Ободранные подушечки пальцев сразу дали о себе знать: опытным скалолазом Олаф не был, да и обувь для подъема подходила мало, а потому он больше полагался на руки, чем на ноги, — не умел иначе. Старался убедить себя, что страховка нужна только для самоуспокоения, и все равно не мог не думать об острых камнях внизу. И лучше сразу разбить голову, чем сломать позвоночник и дожидаться потом Большой волны как избавления.
Человек не должен быть один!
Страх не прошел, даже когда руки легли на надежный широкий уступ — уж больно скользкий и неверный камень был под ногой. Олаф перенес тяжесть на ногу, приподнял голову над уступом — прямо напротив мертвого лица. На миг показалось, что мертвец смотрит на него необычными удлиненными глазами.

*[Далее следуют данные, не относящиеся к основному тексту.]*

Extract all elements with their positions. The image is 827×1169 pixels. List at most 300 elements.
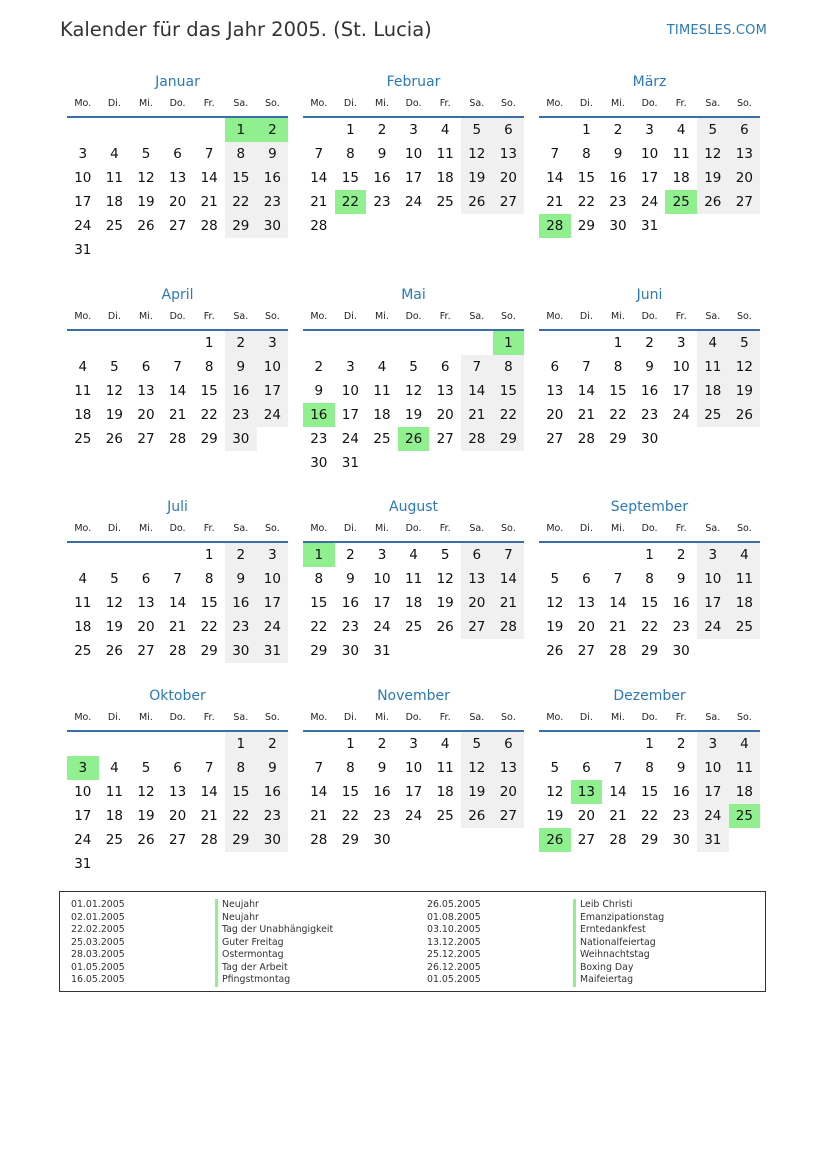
- day-cell: 24: [341, 431, 359, 447]
- day-cell: 13: [493, 142, 525, 166]
- holiday-date: 01.05.2005: [427, 974, 481, 985]
- weekday-header: Mi.: [611, 98, 625, 109]
- day-cell: 3: [645, 122, 654, 138]
- day-cell: 12: [137, 784, 155, 800]
- day-cell: 1: [303, 543, 335, 567]
- day-cell: 7: [613, 571, 623, 587]
- day-cell: 20: [577, 619, 595, 635]
- day-cell: 31: [74, 856, 92, 872]
- day-cell: 4: [440, 122, 450, 138]
- day-cell: 18: [436, 170, 454, 186]
- day-cell: 31: [697, 828, 729, 852]
- day-cell: 25: [105, 218, 123, 234]
- holiday-date: 03.10.2005: [427, 924, 481, 935]
- holiday-date: 25.12.2005: [427, 949, 481, 960]
- day-cell: 22: [310, 619, 328, 635]
- holiday-date: 16.05.2005: [71, 974, 125, 985]
- day-cell: 1: [645, 736, 654, 752]
- month-name: Juli: [167, 499, 188, 515]
- day-cell: 20: [461, 591, 493, 615]
- month-name: Januar: [155, 74, 200, 90]
- day-cell: 2: [645, 335, 654, 351]
- day-cell: 21: [310, 808, 328, 824]
- day-cell: 23: [641, 407, 659, 423]
- day-cell: 25: [105, 832, 123, 848]
- day-cell: 11: [729, 567, 761, 591]
- weekday-header: Sa.: [233, 712, 249, 723]
- day-cell: 15: [200, 595, 218, 611]
- month-name: Mai: [401, 287, 426, 303]
- day-cell: 24: [405, 194, 423, 210]
- weekday-header: Do.: [169, 311, 186, 322]
- holiday-name: Pfingstmontag: [215, 974, 333, 987]
- day-cell: 29: [310, 643, 328, 659]
- day-cell: 31: [373, 643, 391, 659]
- day-cell: 18: [436, 784, 454, 800]
- day-cell: 13: [169, 784, 187, 800]
- holiday-dates-col-2: [427, 899, 481, 987]
- day-cell: 23: [257, 804, 289, 828]
- day-cell: 6: [461, 543, 493, 567]
- weekday-header: Di.: [343, 712, 357, 723]
- day-cell: 2: [225, 543, 257, 567]
- day-cell: 24: [672, 407, 690, 423]
- day-cell: 6: [173, 760, 182, 776]
- month-name: September: [610, 499, 689, 515]
- day-cell: 13: [137, 383, 155, 399]
- day-cell: 2: [676, 547, 686, 563]
- weekday-header: Fr.: [203, 523, 215, 534]
- day-cell: 22: [609, 407, 627, 423]
- day-cell: 9: [613, 146, 623, 162]
- day-cell: 3: [676, 335, 686, 351]
- holiday-name: Ostermontag: [215, 949, 333, 962]
- day-cell: 14: [310, 784, 328, 800]
- month-name: März: [632, 74, 667, 90]
- day-cell: 6: [440, 359, 450, 375]
- day-cell: 5: [697, 118, 729, 142]
- holiday-name: Nationalfeiertag: [573, 937, 664, 950]
- day-cell: 22: [335, 190, 367, 214]
- day-cell: 2: [314, 359, 324, 375]
- day-cell: 5: [461, 732, 493, 756]
- day-cell: 16: [341, 595, 359, 611]
- day-cell: 19: [436, 595, 454, 611]
- month-name: Dezember: [613, 688, 686, 704]
- day-cell: 30: [310, 455, 328, 471]
- weekday-header: Mo.: [74, 311, 92, 322]
- weekday-header: Mi.: [139, 523, 153, 534]
- weekday-header: So.: [265, 98, 280, 109]
- day-cell: 5: [141, 146, 151, 162]
- weekday-header: Do.: [405, 311, 422, 322]
- day-cell: 2: [257, 732, 289, 756]
- day-cell: 3: [257, 331, 289, 355]
- day-cell: 27: [729, 190, 761, 214]
- day-cell: 11: [672, 146, 690, 162]
- day-cell: 24: [697, 804, 729, 828]
- weekday-header: So.: [501, 98, 516, 109]
- weekday-header: Mo.: [310, 98, 328, 109]
- weekday-header: So.: [737, 311, 752, 322]
- day-cell: 2: [346, 547, 355, 563]
- day-cell: 7: [314, 146, 324, 162]
- holiday-name: Erntedankfest: [573, 924, 664, 937]
- day-cell: 28: [609, 832, 627, 848]
- day-cell: 4: [110, 146, 119, 162]
- day-cell: 15: [641, 595, 659, 611]
- day-cell: 20: [493, 780, 525, 804]
- day-cell: 26: [137, 832, 155, 848]
- weekday-header: Di.: [579, 311, 593, 322]
- day-cell: 24: [74, 832, 92, 848]
- day-cell: 8: [204, 359, 214, 375]
- day-cell: 12: [546, 784, 564, 800]
- weekday-header: Sa.: [469, 712, 485, 723]
- day-cell: 17: [257, 591, 289, 615]
- day-cell: 24: [373, 619, 391, 635]
- day-cell: 27: [577, 643, 595, 659]
- day-cell: 6: [582, 571, 591, 587]
- day-cell: 23: [225, 615, 257, 639]
- weekday-header: Do.: [641, 523, 658, 534]
- day-cell: 3: [257, 543, 289, 567]
- day-cell: 1: [225, 732, 257, 756]
- day-cell: 8: [493, 355, 525, 379]
- holiday-date: 13.12.2005: [427, 936, 481, 948]
- day-cell: 4: [676, 122, 686, 138]
- day-cell: 18: [74, 619, 92, 635]
- day-cell: 21: [577, 407, 595, 423]
- holiday-name: Tag der Unabhängigkeit: [215, 924, 333, 937]
- day-cell: 17: [672, 383, 690, 399]
- weekday-header: Do.: [405, 98, 422, 109]
- day-cell: 16: [257, 166, 289, 190]
- day-cell: 22: [577, 194, 595, 210]
- day-cell: 29: [493, 427, 525, 451]
- day-cell: 15: [577, 170, 595, 186]
- holiday-dates-col-1: [71, 899, 125, 987]
- weekday-header: Mo.: [310, 523, 328, 534]
- day-cell: 16: [373, 784, 391, 800]
- day-cell: 29: [641, 832, 659, 848]
- day-cell: 13: [493, 756, 525, 780]
- weekday-header: Do.: [169, 712, 186, 723]
- day-cell: 9: [377, 146, 387, 162]
- day-cell: 21: [169, 619, 187, 635]
- day-cell: 13: [571, 780, 603, 804]
- day-cell: 14: [200, 784, 218, 800]
- day-cell: 27: [169, 832, 187, 848]
- weekday-header: Do.: [641, 311, 658, 322]
- holiday-date: 25.03.2005: [71, 936, 125, 948]
- weekday-header: Do.: [641, 712, 658, 723]
- day-cell: 4: [697, 331, 729, 355]
- day-cell: 3: [697, 732, 729, 756]
- day-cell: 10: [74, 784, 92, 800]
- day-cell: 8: [346, 760, 355, 776]
- day-cell: 22: [641, 619, 659, 635]
- weekday-header: So.: [737, 523, 752, 534]
- day-cell: 11: [697, 355, 729, 379]
- day-cell: 16: [225, 379, 257, 403]
- day-cell: 19: [461, 780, 493, 804]
- day-cell: 7: [550, 146, 560, 162]
- day-cell: 22: [641, 808, 659, 824]
- day-cell: 23: [373, 808, 391, 824]
- day-cell: 6: [141, 571, 151, 587]
- holiday-name: Emanzipationstag: [573, 912, 664, 925]
- day-cell: 9: [377, 760, 387, 776]
- weekday-header: Mo.: [546, 311, 564, 322]
- day-cell: 7: [173, 571, 182, 587]
- day-cell: 7: [613, 760, 623, 776]
- day-cell: 2: [676, 736, 686, 752]
- day-cell: 23: [672, 808, 690, 824]
- day-cell: 11: [729, 756, 761, 780]
- day-cell: 26: [398, 427, 430, 451]
- day-cell: 14: [546, 170, 564, 186]
- day-cell: 23: [310, 431, 328, 447]
- day-cell: 7: [461, 355, 493, 379]
- day-cell: 16: [641, 383, 659, 399]
- weekday-header: Sa.: [469, 523, 485, 534]
- holiday-names-col-1: [215, 899, 333, 987]
- day-cell: 19: [137, 194, 155, 210]
- day-cell: 29: [577, 218, 595, 234]
- day-cell: 2: [225, 331, 257, 355]
- day-cell: 16: [225, 591, 257, 615]
- day-cell: 11: [373, 383, 391, 399]
- day-cell: 24: [697, 615, 729, 639]
- day-cell: 29: [200, 643, 218, 659]
- day-cell: 20: [729, 166, 761, 190]
- day-cell: 5: [110, 571, 119, 587]
- day-cell: 31: [257, 639, 289, 663]
- day-cell: 6: [493, 732, 525, 756]
- day-cell: 20: [169, 194, 187, 210]
- weekday-header: Di.: [107, 98, 121, 109]
- day-cell: 12: [729, 355, 761, 379]
- day-cell: 16: [672, 784, 690, 800]
- day-cell: 27: [493, 804, 525, 828]
- day-cell: 19: [729, 379, 761, 403]
- day-cell: 14: [609, 784, 627, 800]
- day-cell: 30: [257, 214, 289, 238]
- day-cell: 10: [405, 760, 423, 776]
- day-cell: 18: [729, 780, 761, 804]
- day-cell: 12: [546, 595, 564, 611]
- day-cell: 11: [105, 170, 123, 186]
- day-cell: 7: [493, 543, 525, 567]
- weekday-header: Do.: [169, 98, 186, 109]
- day-cell: 23: [257, 190, 289, 214]
- day-cell: 16: [672, 595, 690, 611]
- day-cell: 26: [137, 218, 155, 234]
- day-cell: 26: [697, 190, 729, 214]
- day-cell: 20: [169, 808, 187, 824]
- day-cell: 18: [672, 170, 690, 186]
- day-cell: 5: [409, 359, 418, 375]
- day-cell: 21: [200, 194, 218, 210]
- weekday-header: Di.: [107, 523, 121, 534]
- day-cell: 28: [200, 218, 218, 234]
- day-cell: 26: [729, 403, 761, 427]
- weekday-header: Fr.: [203, 98, 215, 109]
- day-cell: 24: [257, 615, 289, 639]
- day-cell: 20: [137, 619, 155, 635]
- day-cell: 26: [539, 828, 571, 852]
- day-cell: 1: [204, 547, 214, 563]
- day-cell: 24: [641, 194, 659, 210]
- weekday-header: Sa.: [233, 311, 249, 322]
- weekday-header: Fr.: [439, 712, 451, 723]
- day-cell: 10: [405, 146, 423, 162]
- day-cell: 30: [672, 643, 690, 659]
- day-cell: 30: [609, 218, 627, 234]
- day-cell: 18: [373, 407, 391, 423]
- day-cell: 20: [577, 808, 595, 824]
- day-cell: 17: [74, 194, 92, 210]
- day-cell: 12: [697, 142, 729, 166]
- day-cell: 15: [641, 784, 659, 800]
- weekday-header: Mo.: [74, 712, 92, 723]
- day-cell: 19: [405, 407, 423, 423]
- weekday-header: So.: [737, 98, 752, 109]
- holiday-name: Leib Christi: [573, 899, 664, 912]
- day-cell: 3: [67, 756, 99, 780]
- holiday-name: Neujahr: [215, 912, 333, 925]
- day-cell: 23: [341, 619, 359, 635]
- day-cell: 12: [461, 756, 493, 780]
- day-cell: 28: [493, 615, 525, 639]
- weekday-header: Fr.: [439, 523, 451, 534]
- day-cell: 6: [729, 118, 761, 142]
- weekday-header: Mo.: [74, 98, 92, 109]
- day-cell: 21: [310, 194, 328, 210]
- day-cell: 10: [257, 355, 289, 379]
- day-cell: 29: [225, 828, 257, 852]
- weekday-header: Mo.: [546, 523, 564, 534]
- holiday-names-col-2: [573, 899, 664, 987]
- day-cell: 7: [173, 359, 182, 375]
- day-cell: 21: [493, 591, 525, 615]
- day-cell: 5: [550, 571, 560, 587]
- day-cell: 22: [493, 403, 525, 427]
- day-cell: 6: [550, 359, 560, 375]
- day-cell: 12: [405, 383, 423, 399]
- weekday-header: Sa.: [705, 98, 721, 109]
- weekday-header: Mi.: [375, 311, 389, 322]
- day-cell: 1: [204, 335, 214, 351]
- day-cell: 8: [314, 571, 324, 587]
- holiday-name: Boxing Day: [573, 962, 664, 975]
- day-cell: 28: [200, 832, 218, 848]
- day-cell: 14: [461, 379, 493, 403]
- day-cell: 21: [546, 194, 564, 210]
- weekday-header: Mi.: [611, 311, 625, 322]
- weekday-header: Sa.: [705, 523, 721, 534]
- day-cell: 11: [74, 383, 92, 399]
- day-cell: 25: [74, 431, 92, 447]
- holiday-name: Guter Freitag: [215, 937, 333, 950]
- day-cell: 12: [436, 571, 454, 587]
- day-cell: 16: [303, 403, 335, 427]
- holiday-name: Weihnachtstag: [573, 949, 664, 962]
- day-cell: 8: [645, 760, 654, 776]
- day-cell: 28: [310, 218, 328, 234]
- day-cell: 9: [645, 359, 654, 375]
- day-cell: 19: [546, 619, 564, 635]
- day-cell: 10: [697, 567, 729, 591]
- day-cell: 10: [341, 383, 359, 399]
- day-cell: 3: [697, 543, 729, 567]
- day-cell: 19: [105, 407, 123, 423]
- day-cell: 4: [729, 543, 761, 567]
- day-cell: 28: [577, 431, 595, 447]
- day-cell: 17: [373, 595, 391, 611]
- day-cell: 22: [225, 804, 257, 828]
- day-cell: 11: [74, 595, 92, 611]
- day-cell: 2: [377, 122, 387, 138]
- day-cell: 10: [257, 567, 289, 591]
- weekday-header: So.: [265, 311, 280, 322]
- weekday-header: Sa.: [705, 712, 721, 723]
- day-cell: 27: [169, 218, 187, 234]
- month-name: November: [377, 688, 450, 704]
- weekday-header: So.: [737, 712, 752, 723]
- day-cell: 27: [137, 643, 155, 659]
- day-cell: 18: [74, 407, 92, 423]
- day-cell: 26: [461, 804, 493, 828]
- weekday-header: Di.: [343, 98, 357, 109]
- day-cell: 13: [461, 567, 493, 591]
- day-cell: 25: [405, 619, 423, 635]
- day-cell: 13: [546, 383, 564, 399]
- day-cell: 9: [314, 383, 324, 399]
- day-cell: 15: [225, 166, 257, 190]
- weekday-header: Sa.: [705, 311, 721, 322]
- day-cell: 28: [169, 431, 187, 447]
- day-cell: 17: [405, 784, 423, 800]
- month-name: Februar: [386, 74, 441, 90]
- day-cell: 12: [105, 383, 123, 399]
- day-cell: 11: [436, 760, 454, 776]
- day-cell: 19: [461, 166, 493, 190]
- day-cell: 5: [440, 547, 450, 563]
- weekday-header: Mo.: [310, 311, 328, 322]
- day-cell: 1: [493, 331, 525, 355]
- day-cell: 14: [169, 383, 187, 399]
- weekday-header: Do.: [405, 712, 422, 723]
- weekday-header: Mo.: [546, 98, 564, 109]
- day-cell: 30: [257, 828, 289, 852]
- day-cell: 8: [346, 146, 355, 162]
- day-cell: 11: [436, 146, 454, 162]
- day-cell: 25: [665, 190, 697, 214]
- day-cell: 3: [409, 736, 418, 752]
- day-cell: 17: [341, 407, 359, 423]
- weekday-header: Fr.: [675, 311, 687, 322]
- day-cell: 8: [204, 571, 214, 587]
- day-cell: 29: [609, 431, 627, 447]
- brand-link[interactable]: TIMESLES.COM: [666, 23, 767, 38]
- holiday-date: 02.01.2005: [71, 911, 125, 923]
- day-cell: 14: [200, 170, 218, 186]
- header-rule: [303, 329, 524, 331]
- day-cell: 14: [609, 595, 627, 611]
- weekday-header: Di.: [343, 523, 357, 534]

— А вот и я… — выдохнул Олаф ему в лицо. — Жаль, ты не можешь подвинуться…
Солнце катилось за океан, и казалось, что его движение можно отследить глазом. Плавило воду в золото, раскаленное в центре дорожки от горизонта до берега. Олаф лежал на последней перед вертикальной стеной ступени и никак не мог встать. Не мог заставить себя пошевелиться. Холодная скала — не лучшее место для отдыха, до полной темноты не больше сорока минут… Ни одна мысль не помогала.
Мертвая девочка лежала ступенькой ниже, на правом боку, — будто спала. Ребят Олаф оставил в нише на середине пути, понимая, что до заката не поднимет три тела до верха. По крайней мере, теперь их не смоет цунами.

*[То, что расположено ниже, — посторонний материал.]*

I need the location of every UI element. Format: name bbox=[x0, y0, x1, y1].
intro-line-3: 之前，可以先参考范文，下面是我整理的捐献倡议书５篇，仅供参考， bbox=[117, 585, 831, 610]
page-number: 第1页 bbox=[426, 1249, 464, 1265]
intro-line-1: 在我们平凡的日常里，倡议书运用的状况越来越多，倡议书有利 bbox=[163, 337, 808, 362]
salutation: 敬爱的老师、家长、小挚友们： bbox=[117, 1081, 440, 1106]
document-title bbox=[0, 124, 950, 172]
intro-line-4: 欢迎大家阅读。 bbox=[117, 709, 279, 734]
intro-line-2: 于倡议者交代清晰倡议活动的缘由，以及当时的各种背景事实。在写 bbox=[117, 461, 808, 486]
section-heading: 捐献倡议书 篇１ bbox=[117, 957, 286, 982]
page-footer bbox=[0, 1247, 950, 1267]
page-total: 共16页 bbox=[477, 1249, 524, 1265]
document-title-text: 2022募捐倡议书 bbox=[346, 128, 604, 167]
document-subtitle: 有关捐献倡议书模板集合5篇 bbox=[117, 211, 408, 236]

Карабкаться по скале — больше двадцати метров — сил не хватало так или иначе. Спускаясь, он, конечно, оставил веревку и теперь гадал, хорошо ли вбил крюк, не было ли на веревке потертостей, — одно дело страховка на всякий случай и совсем другое — положиться только на веревку и крюк. Да, сорвавшись с этой высоты, ждать Большой волны не придется — но этот очевидный плюс не добавил оптимизма. И версия о сумасшедшем инструкторе казалась все более правдоподобной — если веревка натянута, довольно полоснуть ножом… Но карабкаться по скале не хватало сил, подняться по веревке гораздо легче.
Олаф шевельнулся — болело все, с ног до головы. Он умудрился разбить и подбородок, не только коленки и локти, но сильней всего донимали руки, ладони и пальцы. И уже не жгучей болью, как поначалу, а дергающей, рвущей… Удержаться бы за веревку — какое там цепляться за камни!

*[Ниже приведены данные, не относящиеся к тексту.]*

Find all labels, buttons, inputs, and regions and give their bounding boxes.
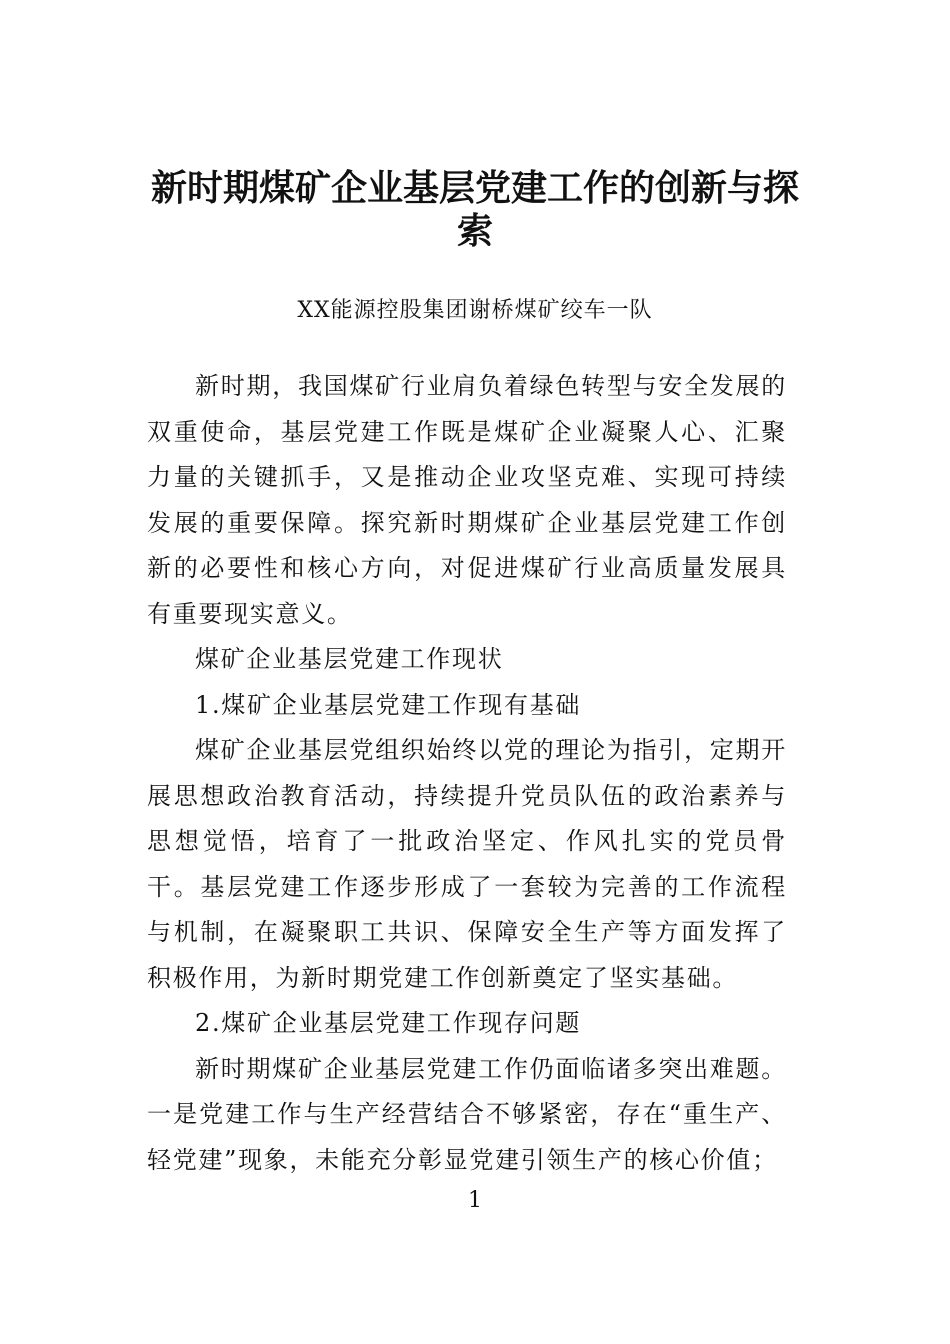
intro-paragraph: 新时期，我国煤矿行业肩负着绿色转型与安全发展的双重使命，基层党建工作既是煤矿企业凝聚人心、汇聚力量的关键抓手，又是推动企业攻坚克难、实现可持续发展的重要保障。探究新时期煤矿企业基层党建工作创新的必要性和核心方向，对促进煤矿行业高质量发展具有重要现实意义。 [147,372,787,628]
subsection-heading-1: 1.煤矿企业基层党建工作现有基础 [195,690,582,719]
author-affiliation: XX能源控股集团谢桥煤矿绞车一队 [297,298,653,323]
document-title-line-1: 新时期煤矿企业基层党建工作的创新与探 [150,168,799,209]
document-body [147,364,787,1183]
subsection-heading-2: 2.煤矿企业基层党建工作现存问题 [195,1009,582,1037]
page-number: 1 [468,1188,482,1213]
subsection-paragraph-1: 煤矿企业基层党组织始终以党的理论为指引，定期开展思想政治教育活动，持续提升党员队伍的政治素养与思想觉悟，培育了一批政治坚定、作风扎实的党员骨干。基层党建工作逐步形成了一套较为完善的工作流程与机制，在凝聚职工共识、保障安全生产等方面发挥了积极作用，为新时期党建工作创新奠定了坚实基础。 [147,736,787,992]
document-title-line-2: 索 [456,211,493,252]
section-heading: 煤矿企业基层党建工作现状 [195,645,504,673]
subsection-paragraph-2: 新时期煤矿企业基层党建工作仍面临诸多突出难题。一是党建工作与生产经营结合不够紧密，存在“重生产、轻党建”现象，未能充分彰显党建引领生产的核心价值； [147,1054,787,1174]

Солнце погрузилось в воду наполовину, когда он встал на ноги. Привязал тело — его тоже придется поднимать! Глаза боятся, а руки делают… Руки… Олаф взялся за веревку и слегка дернул вниз — было больно. Нет, в перчатках нельзя — скользко, ненадежно.
Пожалуй, этот подъем был чуть не самым серьезным испытанием за всю его жизнь. Где-то на середине скалы ему стало совершенно все равно, хорошо ли вбит крюк, не перережет ли кто-нибудь веревку и не порвется ли она под его тяжестью. Страха не осталось — только боль и усталость. И занял-то подъем несколько минут, но на поросший мхом склон Олаф выбирался со слезами на глазах, и лежал потом скорчившись, обнимал карликовую рябинку, но не отдыхал — дожидался, когда боль станет сколько-нибудь терпимой. Заставлял себя отрешиться от нее, думать о лете, о том чудесном лете, когда возил Ауне в Маточкин Шар.
Он долго собирался с духом, никак не мог выбрать подходящую минуту, чтобы это предложить. Решился в самый последний день, когда тянуть было некуда, — подошел к ней и прямо спросил:
— Поедешь со мной завтра в Маточкин Шар?
Ауне сначала кивнула. Это потом она вспомнила, что надо спросить родителей, потом сообразила, что поездка займет дня три… А сначала кивнула.
В Маточкин Шар пришли утром, Олаф понятия не имел, чего ожидать от праздника Лета, и не представлял, как это узнать. Ауне непременно хотела в «настоящий» театр — родители водили ее только в кукольный и детский, — а Олаф слышал, что будут гонки на белухах, пентатлон, футбол, прыжки в воду и что-то еще. И что вроде бы в каких-то соревнованиях можно принять участие.
В драмтеатре шла пресловутая «Ромео и Джульетта»… И билеты, конечно, уже давно кончились — нормальные люди побеспокоились об этом заранее и теперь стояли в очереди, разбирая забронированные места. Олаф обрадовался было (спектакль шел одновременно с футболом, как выяснилось), но Ауне расстроилась ужасно — тогда он еще не знал, какими способами женщина может управлять мужчиной, и принял ее огорчение за чистую монету. Впрочем, он и теперь время от времени покупался на ее уловки, иногда всерьез, иногда — пряча усмешку. А в то время он собирался подарить ей весь мир, что уж говорить о каких-то билетах в театр… Надо было лишь перешагнуть через себя и попросить. И он попросил — чопорную пожилую пару, явно из местных.
— Понимаете, мы не знали заранее. Мы добирались сюда целые сутки… Ауне никогда не была в настоящем театре… — Олаф не умел правильно просить. — Мы всего на один день…
Немолодые супруги переглянулись, женщина (наверняка учительница!) покачала головой:
— Признайтесь лучше, что приехали сюда без разрешения, потому и не заказали билеты по рации.
Вообще-то отчасти она была права — но только отчасти. Отец пообещал Олафу, что после их отъезда договорится с родителями Ауне…
— Ну… да… — Олаф пожал плечами. Пусть так. Не объяснять же.
Женщина снова посмотрела на своего мужа, тот же уставился в потолок… Наверное, как и Олаф, не очень хотел смотреть пьесу, потому и помалкивал.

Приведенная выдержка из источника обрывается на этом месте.